I released and fed him, I let him run around outside until he'd worked himself into a bit of a frenzy while I pottered around on the internet (I pretend that I was being productive, but in reality I was only procrastinating on emailing the parents and telling them what I had subjected their children to during their art period today.) When I let the beast in, he bounded about demanding what appeared to be hugs and kisses, I don't speak dachshund so I'm never entirely sure. One thing that is very fun to do to him, apart from spinning him around until he can no longer walk straight, is hide and call to him. He plays this game well, and we usually call it quits when he sees me, though he best likes the version where I simply throw a blanket over myself and sit very quietly. He knows I know that he knows I'm there, but he also knows I won't move until he pulls away the blanket with his nubby little forepaws. It is so CUTE! Another game is to climb up to where he can't get me and call to him. He hates this, but it's fun.
We played that today. I climbed onto the top of the bunk bed, and since no one else was in the house, I didn't trouble to shush him when he began saying “MOM! MOM MOM-MOM, MOM, MOM MOM!” insistently. I asked him what he wanted, but he seemed to be having difficulties expressing himself. He made it plain that he was no longer interested in food, and although mention of water stirred him to great activity, he had plenty of the stuff in his bowl. He said he wanted out, but his body language said something else entirely. Beyond that, I simply couldn't fathom what it was he desired. I nearly gave up and curled up under the blankets several times, but he was insistent that I was on no account to do any such thing. I asked him if he wanted up, and he began jumping up and down on the lower bunk, yelling at me the whole time.
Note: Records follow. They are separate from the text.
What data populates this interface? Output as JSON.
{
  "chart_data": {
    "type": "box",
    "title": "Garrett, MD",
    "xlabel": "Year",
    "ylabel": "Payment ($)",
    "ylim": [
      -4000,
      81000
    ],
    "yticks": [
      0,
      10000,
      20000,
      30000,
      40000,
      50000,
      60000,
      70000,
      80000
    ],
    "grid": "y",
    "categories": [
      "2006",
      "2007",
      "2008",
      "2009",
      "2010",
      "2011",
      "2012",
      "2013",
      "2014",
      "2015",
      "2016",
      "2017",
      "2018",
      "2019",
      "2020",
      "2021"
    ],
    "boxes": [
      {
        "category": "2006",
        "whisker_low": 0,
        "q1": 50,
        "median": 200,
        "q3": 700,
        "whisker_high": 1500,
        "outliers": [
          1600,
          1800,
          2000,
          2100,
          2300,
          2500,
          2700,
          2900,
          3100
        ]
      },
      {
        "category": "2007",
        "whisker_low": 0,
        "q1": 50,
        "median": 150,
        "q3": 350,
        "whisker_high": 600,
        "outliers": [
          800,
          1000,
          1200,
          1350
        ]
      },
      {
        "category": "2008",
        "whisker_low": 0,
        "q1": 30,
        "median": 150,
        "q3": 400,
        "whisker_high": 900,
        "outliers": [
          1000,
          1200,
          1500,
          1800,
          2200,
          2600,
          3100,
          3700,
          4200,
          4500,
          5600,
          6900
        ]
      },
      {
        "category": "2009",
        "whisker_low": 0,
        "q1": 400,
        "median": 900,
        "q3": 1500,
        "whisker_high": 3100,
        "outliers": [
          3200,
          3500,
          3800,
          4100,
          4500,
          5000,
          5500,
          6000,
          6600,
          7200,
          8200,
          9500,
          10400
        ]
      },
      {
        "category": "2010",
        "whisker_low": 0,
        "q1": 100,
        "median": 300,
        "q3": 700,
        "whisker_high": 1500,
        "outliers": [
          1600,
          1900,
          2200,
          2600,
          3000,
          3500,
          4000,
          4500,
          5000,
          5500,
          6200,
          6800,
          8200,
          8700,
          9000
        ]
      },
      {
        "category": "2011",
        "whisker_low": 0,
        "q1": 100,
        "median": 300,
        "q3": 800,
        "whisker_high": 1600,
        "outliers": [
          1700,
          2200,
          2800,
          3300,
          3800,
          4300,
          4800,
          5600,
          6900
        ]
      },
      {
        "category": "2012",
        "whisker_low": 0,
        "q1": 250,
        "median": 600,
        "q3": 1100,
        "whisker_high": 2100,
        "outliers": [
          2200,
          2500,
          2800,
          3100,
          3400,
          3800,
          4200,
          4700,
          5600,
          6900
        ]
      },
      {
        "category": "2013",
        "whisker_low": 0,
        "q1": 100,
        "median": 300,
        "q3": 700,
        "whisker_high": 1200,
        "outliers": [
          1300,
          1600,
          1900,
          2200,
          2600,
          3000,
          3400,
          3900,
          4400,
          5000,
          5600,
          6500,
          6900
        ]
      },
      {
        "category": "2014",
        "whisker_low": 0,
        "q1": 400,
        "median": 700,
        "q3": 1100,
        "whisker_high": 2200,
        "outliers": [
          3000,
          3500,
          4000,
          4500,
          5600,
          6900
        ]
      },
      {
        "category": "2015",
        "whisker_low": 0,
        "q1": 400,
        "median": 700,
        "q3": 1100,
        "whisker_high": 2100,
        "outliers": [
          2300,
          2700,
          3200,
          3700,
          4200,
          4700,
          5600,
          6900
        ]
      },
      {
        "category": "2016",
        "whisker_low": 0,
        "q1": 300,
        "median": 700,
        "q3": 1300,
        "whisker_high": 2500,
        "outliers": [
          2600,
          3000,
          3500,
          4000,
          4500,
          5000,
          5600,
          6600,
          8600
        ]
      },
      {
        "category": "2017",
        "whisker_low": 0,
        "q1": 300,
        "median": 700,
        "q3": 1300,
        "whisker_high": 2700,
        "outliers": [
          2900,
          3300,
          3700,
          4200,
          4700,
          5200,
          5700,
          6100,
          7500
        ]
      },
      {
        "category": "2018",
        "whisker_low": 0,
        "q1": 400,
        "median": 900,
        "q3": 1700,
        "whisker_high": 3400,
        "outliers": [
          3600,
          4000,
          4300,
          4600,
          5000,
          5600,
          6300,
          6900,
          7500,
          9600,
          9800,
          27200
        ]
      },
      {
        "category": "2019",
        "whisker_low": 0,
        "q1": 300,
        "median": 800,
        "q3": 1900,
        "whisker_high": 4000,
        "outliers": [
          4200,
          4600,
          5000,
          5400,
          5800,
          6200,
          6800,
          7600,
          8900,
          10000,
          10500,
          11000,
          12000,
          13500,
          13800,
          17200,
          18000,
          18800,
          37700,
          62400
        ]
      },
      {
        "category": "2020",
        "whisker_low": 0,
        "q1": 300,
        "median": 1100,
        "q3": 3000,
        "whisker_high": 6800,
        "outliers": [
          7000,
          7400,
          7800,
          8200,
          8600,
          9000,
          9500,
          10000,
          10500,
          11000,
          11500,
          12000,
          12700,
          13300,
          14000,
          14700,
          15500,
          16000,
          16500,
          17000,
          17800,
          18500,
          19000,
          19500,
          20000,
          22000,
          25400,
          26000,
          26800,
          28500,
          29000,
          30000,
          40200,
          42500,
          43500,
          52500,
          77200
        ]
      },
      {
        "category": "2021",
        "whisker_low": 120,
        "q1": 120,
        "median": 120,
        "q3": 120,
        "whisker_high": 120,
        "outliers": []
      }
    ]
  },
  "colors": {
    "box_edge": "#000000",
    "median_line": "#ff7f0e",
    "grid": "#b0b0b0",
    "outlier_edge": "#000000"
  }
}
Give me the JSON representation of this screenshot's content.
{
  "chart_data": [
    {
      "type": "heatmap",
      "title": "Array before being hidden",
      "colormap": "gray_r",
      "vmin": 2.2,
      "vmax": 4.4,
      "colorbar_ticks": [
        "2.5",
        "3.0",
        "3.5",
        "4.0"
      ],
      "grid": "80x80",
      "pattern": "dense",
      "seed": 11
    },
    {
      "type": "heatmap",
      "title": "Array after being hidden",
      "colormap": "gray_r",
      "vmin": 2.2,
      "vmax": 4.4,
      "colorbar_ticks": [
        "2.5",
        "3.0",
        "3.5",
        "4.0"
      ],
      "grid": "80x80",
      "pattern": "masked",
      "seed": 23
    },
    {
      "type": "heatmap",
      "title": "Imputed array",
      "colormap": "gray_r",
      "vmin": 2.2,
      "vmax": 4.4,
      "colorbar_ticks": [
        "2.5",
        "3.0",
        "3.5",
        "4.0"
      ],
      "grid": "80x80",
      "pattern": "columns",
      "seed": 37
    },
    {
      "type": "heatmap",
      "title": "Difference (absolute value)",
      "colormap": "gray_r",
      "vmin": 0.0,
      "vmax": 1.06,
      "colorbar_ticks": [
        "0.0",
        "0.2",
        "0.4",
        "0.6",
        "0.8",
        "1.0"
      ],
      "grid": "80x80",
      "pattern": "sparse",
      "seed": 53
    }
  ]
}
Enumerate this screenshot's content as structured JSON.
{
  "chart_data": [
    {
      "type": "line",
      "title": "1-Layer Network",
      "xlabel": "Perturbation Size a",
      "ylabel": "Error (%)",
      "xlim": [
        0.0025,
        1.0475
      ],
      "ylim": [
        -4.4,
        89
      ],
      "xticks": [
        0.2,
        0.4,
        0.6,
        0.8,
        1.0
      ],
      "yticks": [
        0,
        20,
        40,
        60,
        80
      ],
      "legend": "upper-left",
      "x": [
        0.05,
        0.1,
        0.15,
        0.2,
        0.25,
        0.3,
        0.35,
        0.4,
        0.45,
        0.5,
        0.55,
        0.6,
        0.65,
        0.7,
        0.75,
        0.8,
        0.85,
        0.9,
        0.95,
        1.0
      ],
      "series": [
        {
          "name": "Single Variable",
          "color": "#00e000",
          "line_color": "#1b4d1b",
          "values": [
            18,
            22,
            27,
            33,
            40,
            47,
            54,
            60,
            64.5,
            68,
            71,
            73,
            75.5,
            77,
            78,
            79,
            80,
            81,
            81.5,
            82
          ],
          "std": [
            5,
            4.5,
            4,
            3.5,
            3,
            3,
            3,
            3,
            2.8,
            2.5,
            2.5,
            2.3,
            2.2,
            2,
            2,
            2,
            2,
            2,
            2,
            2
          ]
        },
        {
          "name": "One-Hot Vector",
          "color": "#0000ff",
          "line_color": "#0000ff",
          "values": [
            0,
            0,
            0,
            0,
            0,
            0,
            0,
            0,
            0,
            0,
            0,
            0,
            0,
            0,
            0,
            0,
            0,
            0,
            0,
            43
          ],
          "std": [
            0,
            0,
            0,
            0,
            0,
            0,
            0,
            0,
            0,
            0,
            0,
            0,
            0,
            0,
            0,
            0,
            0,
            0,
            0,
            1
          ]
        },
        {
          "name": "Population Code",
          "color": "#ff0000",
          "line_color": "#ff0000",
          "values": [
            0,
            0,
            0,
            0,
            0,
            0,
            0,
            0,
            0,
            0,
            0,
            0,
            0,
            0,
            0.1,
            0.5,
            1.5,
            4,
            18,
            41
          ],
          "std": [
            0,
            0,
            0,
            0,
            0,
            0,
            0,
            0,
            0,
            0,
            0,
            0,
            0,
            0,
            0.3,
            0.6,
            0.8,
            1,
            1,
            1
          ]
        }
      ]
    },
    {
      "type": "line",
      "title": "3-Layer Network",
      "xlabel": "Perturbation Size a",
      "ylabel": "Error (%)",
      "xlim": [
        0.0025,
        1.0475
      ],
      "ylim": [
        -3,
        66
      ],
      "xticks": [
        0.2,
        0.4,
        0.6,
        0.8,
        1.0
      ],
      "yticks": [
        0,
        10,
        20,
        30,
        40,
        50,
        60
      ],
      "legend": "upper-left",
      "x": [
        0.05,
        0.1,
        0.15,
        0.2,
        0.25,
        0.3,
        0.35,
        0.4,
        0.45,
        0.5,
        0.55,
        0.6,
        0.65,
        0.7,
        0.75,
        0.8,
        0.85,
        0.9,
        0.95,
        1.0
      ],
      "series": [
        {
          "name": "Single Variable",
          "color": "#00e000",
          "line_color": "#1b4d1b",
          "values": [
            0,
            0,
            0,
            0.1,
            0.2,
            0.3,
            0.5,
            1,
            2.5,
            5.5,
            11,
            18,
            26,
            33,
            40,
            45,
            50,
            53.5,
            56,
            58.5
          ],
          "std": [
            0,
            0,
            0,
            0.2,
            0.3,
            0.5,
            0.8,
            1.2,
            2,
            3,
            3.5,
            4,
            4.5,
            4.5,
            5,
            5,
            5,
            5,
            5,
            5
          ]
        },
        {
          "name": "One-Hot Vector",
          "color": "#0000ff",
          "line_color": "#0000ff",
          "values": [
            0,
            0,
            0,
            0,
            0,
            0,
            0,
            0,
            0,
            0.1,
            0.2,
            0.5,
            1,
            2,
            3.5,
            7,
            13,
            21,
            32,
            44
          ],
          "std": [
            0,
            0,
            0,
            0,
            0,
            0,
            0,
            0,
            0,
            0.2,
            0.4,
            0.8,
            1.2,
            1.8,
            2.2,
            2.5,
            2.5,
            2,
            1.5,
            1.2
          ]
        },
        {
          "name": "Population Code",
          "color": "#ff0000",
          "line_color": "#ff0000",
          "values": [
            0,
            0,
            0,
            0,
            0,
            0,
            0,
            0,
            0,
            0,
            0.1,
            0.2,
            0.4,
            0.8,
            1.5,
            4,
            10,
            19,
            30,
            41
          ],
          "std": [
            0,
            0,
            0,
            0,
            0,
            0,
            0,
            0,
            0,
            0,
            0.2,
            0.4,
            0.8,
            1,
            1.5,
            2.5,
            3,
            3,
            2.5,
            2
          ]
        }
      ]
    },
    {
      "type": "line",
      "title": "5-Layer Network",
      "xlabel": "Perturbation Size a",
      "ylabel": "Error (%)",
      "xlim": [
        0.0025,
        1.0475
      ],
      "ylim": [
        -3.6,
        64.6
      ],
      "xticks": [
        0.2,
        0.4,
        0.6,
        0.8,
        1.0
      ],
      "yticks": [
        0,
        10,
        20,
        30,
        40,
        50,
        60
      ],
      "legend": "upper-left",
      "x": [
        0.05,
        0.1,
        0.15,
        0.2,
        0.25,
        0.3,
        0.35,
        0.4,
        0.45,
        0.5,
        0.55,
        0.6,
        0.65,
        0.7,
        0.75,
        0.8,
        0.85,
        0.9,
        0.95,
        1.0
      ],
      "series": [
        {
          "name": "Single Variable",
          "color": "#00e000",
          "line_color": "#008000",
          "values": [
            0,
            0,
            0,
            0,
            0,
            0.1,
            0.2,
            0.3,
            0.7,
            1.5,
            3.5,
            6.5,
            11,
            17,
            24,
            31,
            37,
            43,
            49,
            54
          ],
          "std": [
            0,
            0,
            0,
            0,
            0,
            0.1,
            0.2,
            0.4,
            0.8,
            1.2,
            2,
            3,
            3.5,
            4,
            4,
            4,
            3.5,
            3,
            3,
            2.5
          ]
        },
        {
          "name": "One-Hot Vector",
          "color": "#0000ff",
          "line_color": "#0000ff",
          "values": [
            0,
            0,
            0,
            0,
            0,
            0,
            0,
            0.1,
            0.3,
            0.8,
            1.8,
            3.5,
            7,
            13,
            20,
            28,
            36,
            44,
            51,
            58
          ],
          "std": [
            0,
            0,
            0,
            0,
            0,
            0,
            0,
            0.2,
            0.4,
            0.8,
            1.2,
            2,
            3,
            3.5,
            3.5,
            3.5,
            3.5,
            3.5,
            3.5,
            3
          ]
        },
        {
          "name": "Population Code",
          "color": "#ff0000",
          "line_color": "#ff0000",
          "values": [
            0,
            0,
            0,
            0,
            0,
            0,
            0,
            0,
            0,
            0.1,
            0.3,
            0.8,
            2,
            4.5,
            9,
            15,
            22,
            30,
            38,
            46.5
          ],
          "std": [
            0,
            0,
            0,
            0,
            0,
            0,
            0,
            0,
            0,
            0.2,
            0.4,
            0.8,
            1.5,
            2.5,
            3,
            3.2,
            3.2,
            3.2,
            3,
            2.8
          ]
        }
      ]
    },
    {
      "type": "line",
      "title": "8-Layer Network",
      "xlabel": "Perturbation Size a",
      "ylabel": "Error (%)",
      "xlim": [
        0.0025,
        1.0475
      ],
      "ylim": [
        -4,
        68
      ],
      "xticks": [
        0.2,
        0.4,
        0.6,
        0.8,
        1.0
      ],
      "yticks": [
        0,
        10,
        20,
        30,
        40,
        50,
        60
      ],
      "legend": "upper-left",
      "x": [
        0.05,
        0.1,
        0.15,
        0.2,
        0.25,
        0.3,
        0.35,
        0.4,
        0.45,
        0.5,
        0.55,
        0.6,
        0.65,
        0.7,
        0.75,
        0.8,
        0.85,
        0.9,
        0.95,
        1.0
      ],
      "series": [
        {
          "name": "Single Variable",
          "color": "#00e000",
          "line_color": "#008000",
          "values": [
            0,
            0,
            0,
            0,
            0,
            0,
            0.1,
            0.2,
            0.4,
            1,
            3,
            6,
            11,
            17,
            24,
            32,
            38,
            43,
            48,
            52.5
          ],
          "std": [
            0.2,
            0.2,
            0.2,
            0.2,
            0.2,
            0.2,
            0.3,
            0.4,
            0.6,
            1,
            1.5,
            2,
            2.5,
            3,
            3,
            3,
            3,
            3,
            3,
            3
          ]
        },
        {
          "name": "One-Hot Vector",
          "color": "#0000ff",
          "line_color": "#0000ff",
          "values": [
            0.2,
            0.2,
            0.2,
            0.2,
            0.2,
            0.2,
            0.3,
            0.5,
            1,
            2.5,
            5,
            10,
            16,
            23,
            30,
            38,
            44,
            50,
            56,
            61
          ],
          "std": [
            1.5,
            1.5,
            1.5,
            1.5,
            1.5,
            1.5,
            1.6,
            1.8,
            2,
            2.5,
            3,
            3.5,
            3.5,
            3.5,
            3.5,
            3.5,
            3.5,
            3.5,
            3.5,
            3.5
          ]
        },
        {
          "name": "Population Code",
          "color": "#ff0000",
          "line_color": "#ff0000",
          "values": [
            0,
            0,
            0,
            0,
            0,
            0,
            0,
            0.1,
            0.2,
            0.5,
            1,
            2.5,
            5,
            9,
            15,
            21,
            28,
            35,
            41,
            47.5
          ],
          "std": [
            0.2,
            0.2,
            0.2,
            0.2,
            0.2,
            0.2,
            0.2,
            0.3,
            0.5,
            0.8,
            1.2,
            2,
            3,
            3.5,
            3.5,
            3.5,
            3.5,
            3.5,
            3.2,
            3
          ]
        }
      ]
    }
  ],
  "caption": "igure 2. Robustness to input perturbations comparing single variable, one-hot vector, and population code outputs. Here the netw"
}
I told him that I didn't appreciate being yelled at, and he had better stop or I should give up on helping him help himself altogether.
We established eventually that he did want up (and he was sorry for yelling at me), so I clambered down, put him on the top bunk and, pleased that my work was done, sat down on the lower bunk. Oddly enough, this action had a very disquieting effect on him. He looked down at me, and whined piteously, and tried from many different angles to find a way down again. I call that gratitude! After I'd gone through such trouble to get him up there in the first place, too. I wish I had a photo of him looking down at me. He discovered the shelf next to my bed in about ten seconds, and might have been able to combine that with gravity to get down at much personal injury. I climbed back up, gave him a hug and a kiss and called him various nonsensical names.
Oddly enough, the next moment involved re-visiting Christmas, moving my bed until it was outside under the deck stairs and installing plywood boards as a replacement for walls and teleporting the whole house to somewhere were the Andes were in sight. The moment after that, I woke up to discover that it was five o'clock, and my turn to make dinner, and I still hadn't emailed the parents.